Building a Semantic Search Pipeline
A production semantic search pipeline has five stages. Document ingestion processes source documents — parsing, cleaning, and extracting text from PDFs, HTML, or databases. Chunking splits documents into searchable passages, typically 256-512 tokens with 10-20% overlap. The chunk boundary strategy matters: split on paragraph boundaries for prose, on section headers for technical documentation, and on function boundaries for code.
Embedding generation runs each chunk through the embedding model. Batch processing improves throughput — most providers support batched embedding requests (up to 100 texts per batch for OpenAI). For self-hosted models, use ONNX runtime or vLLM for optimized inference. Indexing stores embeddings in a vector database with metadata (source document, position, section heading, date) for filtering and presentation.
Query serving embeds the user’s query and performs similarity search. The retrieval should return 3-10 results with relevance scores. Post-retrieval processing includes metadata filtering, result deduplication, and optional re-ranking with a cross-encoder model for improved precision. The final pipeline should instrument each stage for latency monitoring — embedding latency, search latency, and re-ranking latency should all be tracked separately.
Evaluation Metrics for Search Quality
Search quality evaluation uses standardized metrics. Recall@k measures the proportion of relevant documents found in the top k results — critical for RAG systems where missing a relevant document means the LLM can’t answer. Precision@k measures the proportion of retrieved results that are relevant — important for user-facing search where irrelevant results erode trust.
Mean Reciprocal Rank (MRR) measures where the first relevant result appears — relevant for navigational queries where the user expects one correct answer.
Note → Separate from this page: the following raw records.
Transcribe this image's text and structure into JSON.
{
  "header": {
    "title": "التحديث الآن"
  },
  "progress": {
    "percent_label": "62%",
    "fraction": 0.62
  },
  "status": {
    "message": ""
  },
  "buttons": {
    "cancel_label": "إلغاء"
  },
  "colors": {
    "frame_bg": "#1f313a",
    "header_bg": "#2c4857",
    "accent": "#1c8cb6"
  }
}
Normalized Discounted Cumulative Gain (NDCG) accounts for graded relevance — not all relevant results are equally useful. NDCG@10 is the standard metric for web search evaluation.
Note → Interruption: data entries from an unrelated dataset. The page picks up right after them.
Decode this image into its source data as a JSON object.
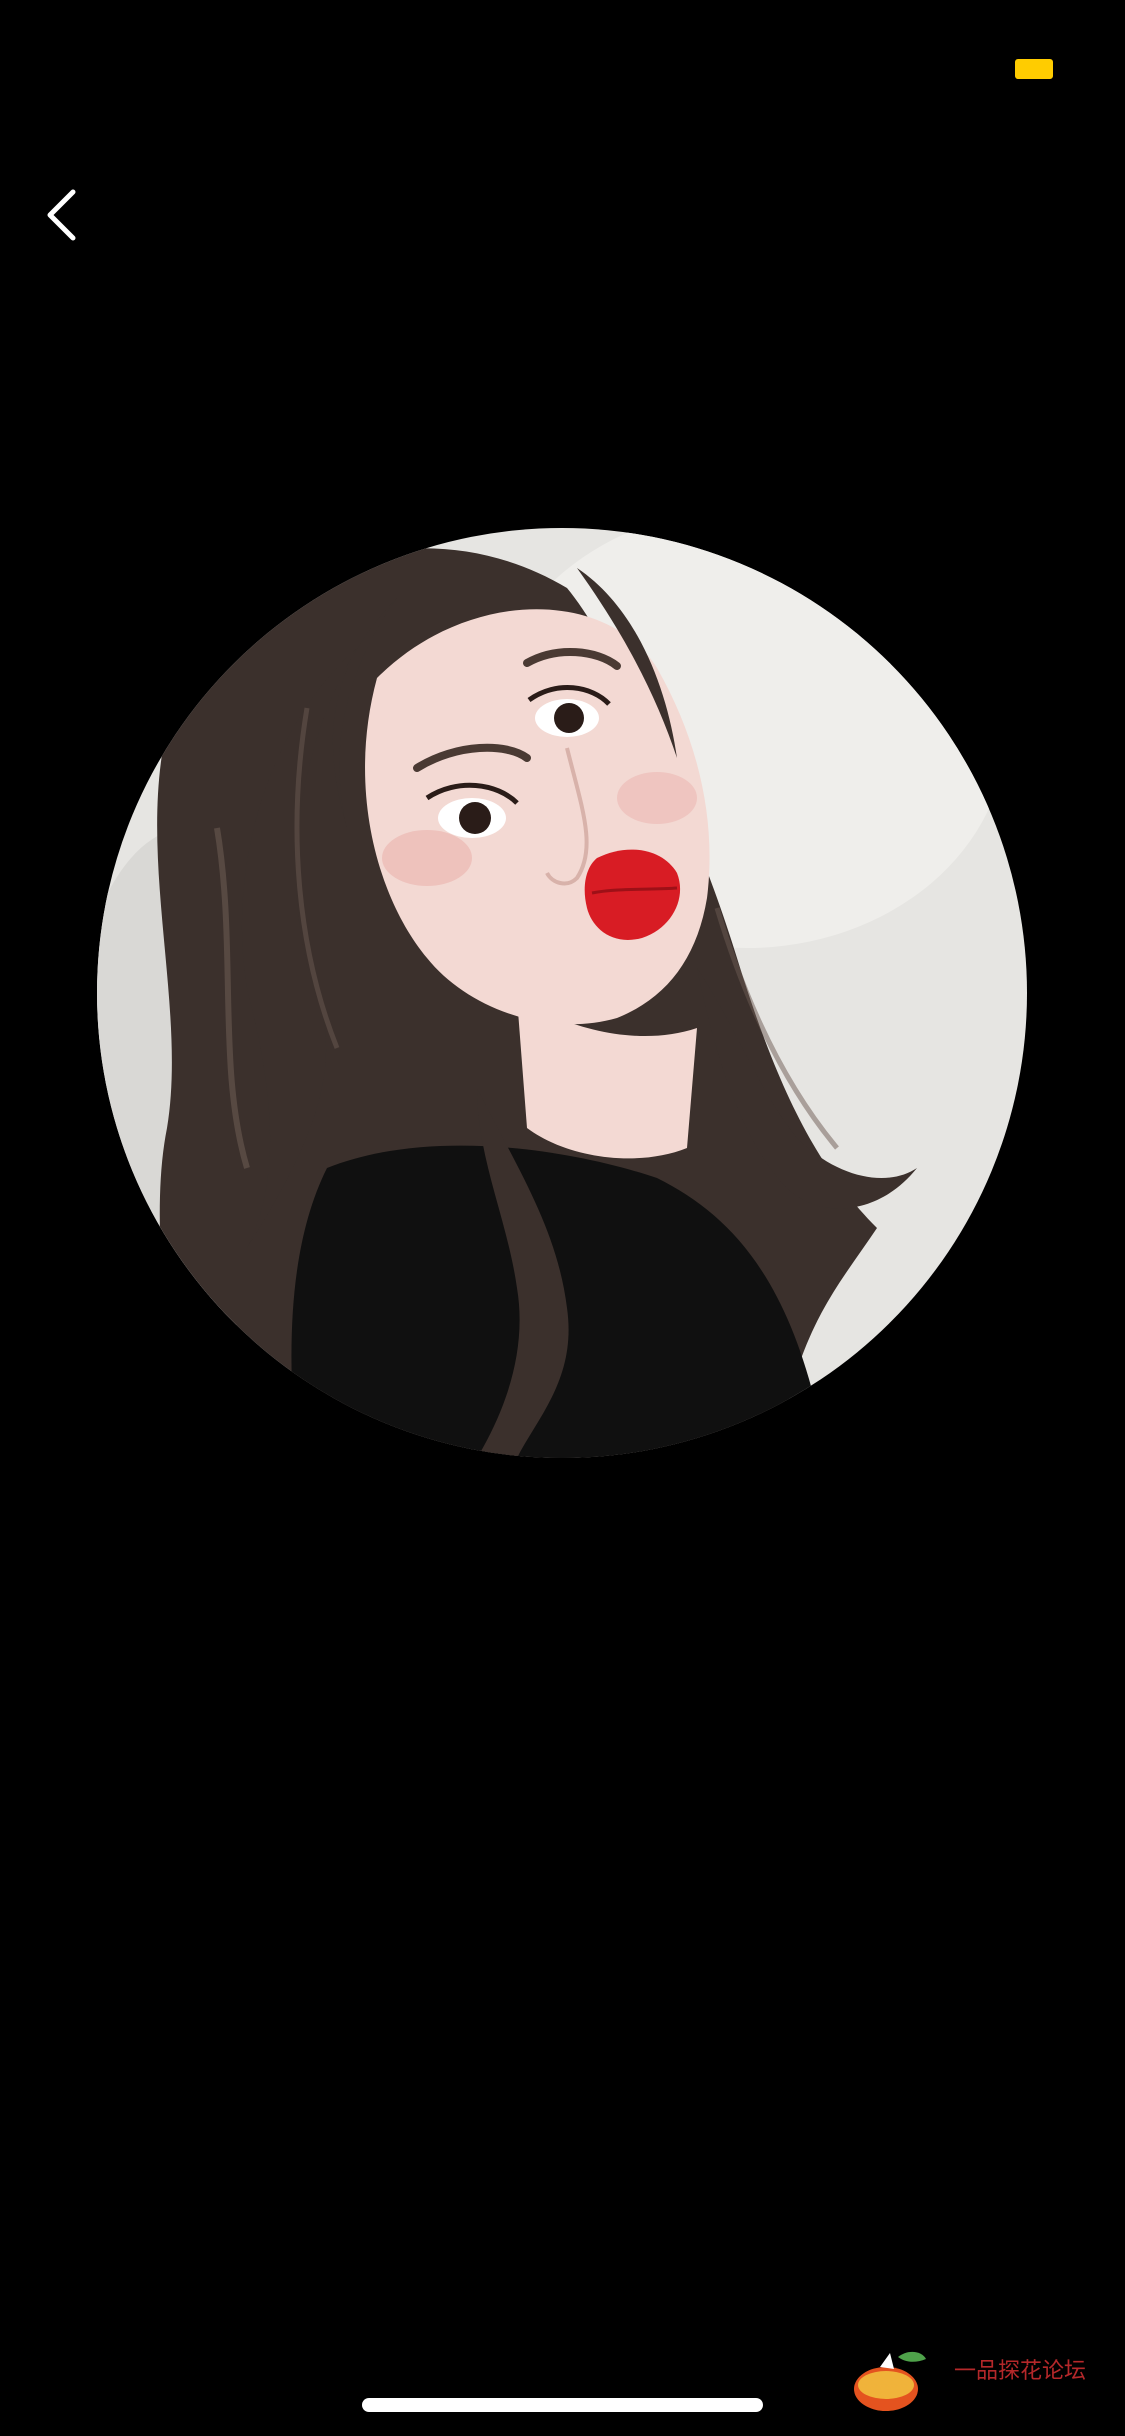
{
  "colors": {
    "background": "#000000",
    "battery": "#FFCC00",
    "back_arrow": "#FFFFFF",
    "home_indicator": "#FFFFFF",
    "watermark_text": "#B5282A",
    "photo_wall": "#E6E5E2",
    "hair": "#3B302C",
    "sweater": "#101010",
    "skin": "#F3D9D3",
    "lips": "#D81C24"
  },
  "status_bar": {
    "battery_icon": "battery-icon"
  },
  "navigation": {
    "back_icon": "chevron-left-icon"
  },
  "avatar": {
    "icon": "profile-photo"
  },
  "watermark": {
    "text": "一品探花论坛"
  }
}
Create a test set of 50-200 queries with human-judged relevance labels. Run each query through your pipeline and compute metrics. A good baseline for most domains is recall@5 > 0.8 and precision@5 > 0.6. Below these thresholds, users will notice missing results and irrelevant returns.
FAQ
What dimensions should I use for embeddings? 1536 dimensions (text-embedding-3-small) offers the best quality-to-cost ratio for most applications. Use 384 dimensions for lightweight applications where speed and storage matter more than marginal quality improvements. Use 3072 dimensions (text-embedding-3-large) for high-stakes retrieval where every percentage point of recall matters.
Can I use embeddings for classification? Yes. Embeddings combined with a simple classifier (logistic regression, SVM, or nearest neighbor) often achieve performance close to fine-tuned models, especially in few-shot settings. This approach is called “embedding-based zero-shot classification” and works well when you have limited labeled data.
How often should I update embeddings? Regenerate embeddings when your document collection changes significantly (additions, removals, updates). For static collections, generate once and index. Embedding models themselves evolve less frequently — update annually or when a new state-of-the-art model is released.
What is the difference between sparse and dense embeddings? Dense embeddings (the kind described here) are dense vectors where every dimension carries information. Sparse embeddings (like SPLADE) are high-dimensional vectors where most dimensions are zero, representing vocabulary terms with learned weights. Dense embeddings excel at semantic similarity; sparse embeddings excel at term matching and interpretability.
How do I handle multilingual search? Use a multilingual embedding model like Cohere’s embed-multilingual-v3.0 or intfloat/multilingual-e5-large. These models map texts from different languages into a shared embedding space, enabling cross-lingual search — a query in English can retrieve relevant documents in Spanish or Japanese.